Shaughnessy v. Pedreiro held that the judicial review provisions of the Administrative Procedure Act applied, despite any suggestion in the Immigration and Nationality Act of 1952 that administrative immigration decisions could not be reviewed by the federal courts. The court explained that the APA's judicial review provisions continued to apply unless a later law expressly precluded them, and found that the INA did not do so.

The court also held that the Commissioner of Immigration and Naturalization was not an indispensable party to an action challenging a deportation order. Finding that a requirement to sue the Commissioner in Washington D.C. would impose a burden on aliens, inconsistent with the Administrative Procedure Act's policy of facilitating judicial review, Justice Hugo Black delivered the opinion of the court to the effect that "the Government's defense can be adequately presented by the District Director who is under the supervision of the Commissioner."

==Subsequent developments==

Shaughnessy v. Pedreiro established that the Administrative Procedure Act provided an alternative means of judicial review of deportation orders in addition to habeas corpus. Congress subsequently replaced district court APA review of deportation orders under the Immigration and Nationality Act with review in the courts of appeals as the "sole and exclusive" procedure, but that restriction did not apply to removals under other statutes, including the Alien Enemies Act (AEA).

The relationship between APA review and habeas corpus later became relevant to the interpretation of § 704 of the APA, which makes final agency action reviewable when there is "no other adequate remedy" in court. In Bowen v. Massachusetts (1988), the Supreme Court explained that this provision was intended to prevent the APA's general grant of judicial review from duplicating specialized statutory review procedures, not to restrict the APA's broader purpose of providing judicial review of agency action. The court cited Pedreiro in stating that a restrictive interpretation of § 704 would run counter to the APA's purpose of removing obstacles to judicial review. Neither Pedreiro nor the later interpretation in Bowen treated the availability of habeas corpus as precluding APA review.

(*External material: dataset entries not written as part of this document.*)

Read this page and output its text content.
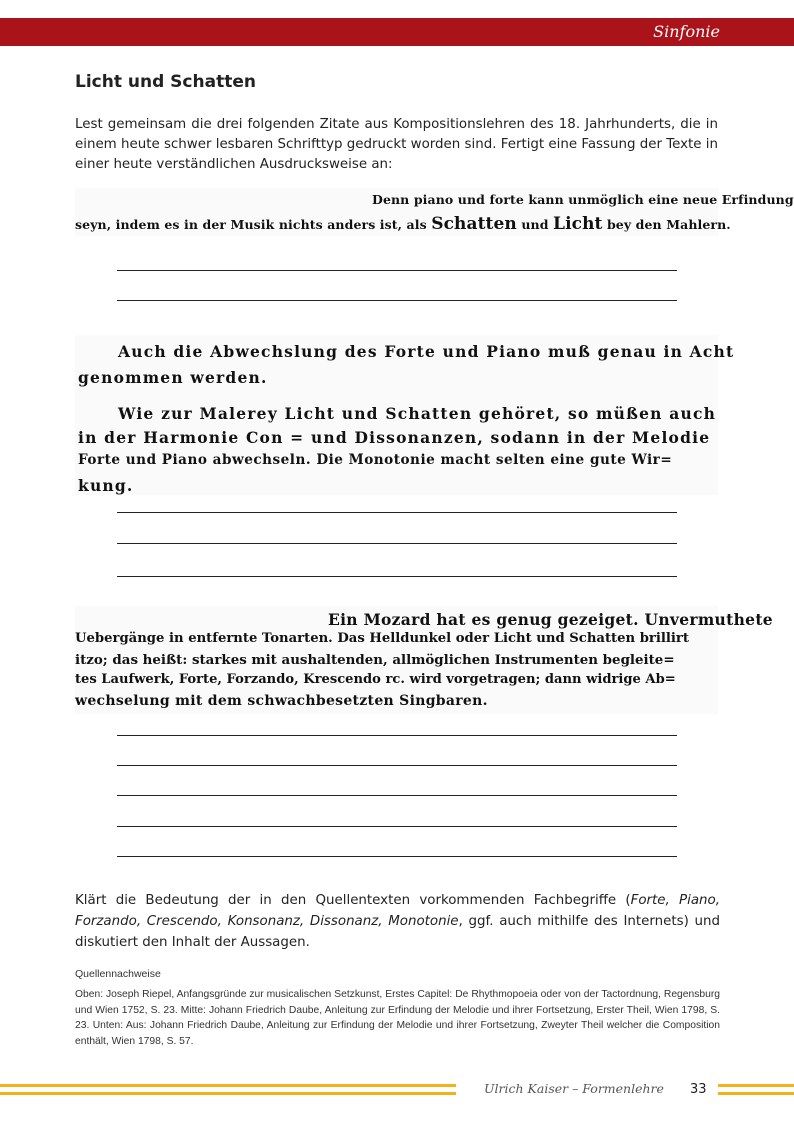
Sinfonie
Licht und Schatten

Lest gemeinsam die drei folgenden Zitate aus Kompositionslehren des 18. Jahrhunderts, die in einem heute schwer lesbaren Schrifttyp gedruckt worden sind. Fertigt eine Fassung der Texte in einer heute verständlichen Ausdrucksweise an:

Denn piano und forte kann unmöglich eine neue Erfindung
seyn, indem es in der Musik nichts anders ist, als Schatten und Licht bey den Mahlern.
Auch die Abwechslung des Forte und Piano muß genau in Acht
genommen werden.
Wie zur Malerey Licht und Schatten gehöret, so müßen auch
in der Harmonie Con = und Dissonanzen, sodann in der Melodie
Forte und Piano abwechseln. Die Monotonie macht selten eine gute Wir=
kung.
Ein Mozard hat es genug gezeiget. Unvermuthete
Uebergänge in entfernte Tonarten. Das Helldunkel oder Licht und Schatten brillirt
itzo; das heißt: starkes mit aushaltenden, allmöglichen Instrumenten begleite=
tes Laufwerk, Forte, Forzando, Krescendo rc. wird vorgetragen; dann widrige Ab=
wechselung mit dem schwachbesetzten Singbaren.

Klärt die Bedeutung der in den Quellentexten vorkommenden Fachbegriffe (Forte, Piano, Forzando, Crescendo, Konsonanz, Dissonanz, Monotonie, ggf. auch mithilfe des Internets) und diskutiert den Inhalt der Aussagen.

Quellennachweise

Oben: Joseph Riepel, Anfangsgründe zur musicalischen Setzkunst, Erstes Capitel: De Rhythmopoeia oder von der Tactordnung, Regensburg und Wien 1752, S. 23. Mitte: Johann Friedrich Daube, Anleitung zur Erfindung der Melodie und ihrer Fortsetzung, Erster Theil, Wien 1798, S. 23. Unten: Aus: Johann Friedrich Daube, Anleitung zur Erfindung der Melodie und ihrer Fortsetzung, Zweyter Theil welcher die Composition enthält, Wien 1798, S. 57.

Ulrich Kaiser – Formenlehre 33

This issue resurfaced during the Trump administration in litigation over removals under the Alien Enemies Act. The Acting Solicitor General argued that individuals subject to AEA removal could challenge their removal through individual habeas corpus petitions in the districts where they were detained and therefore could not obtain prospective relief under the APA through a class action in the United States District Court for the District of Columbia. The government relied on § 704's requirement that there be no other adequate remedy in court, arguing that habeas corpus was the exclusive means of challenging the legality of the removals. In Trump v. J.G.G., the Supreme Court considered the resulting dispute over temporary restraining orders and the availability of judicial review of AEA removals, while the government argued that habeas corpus was the exclusive means of challenging the removals, notwithstanding the APA review recognized in Pedreiro.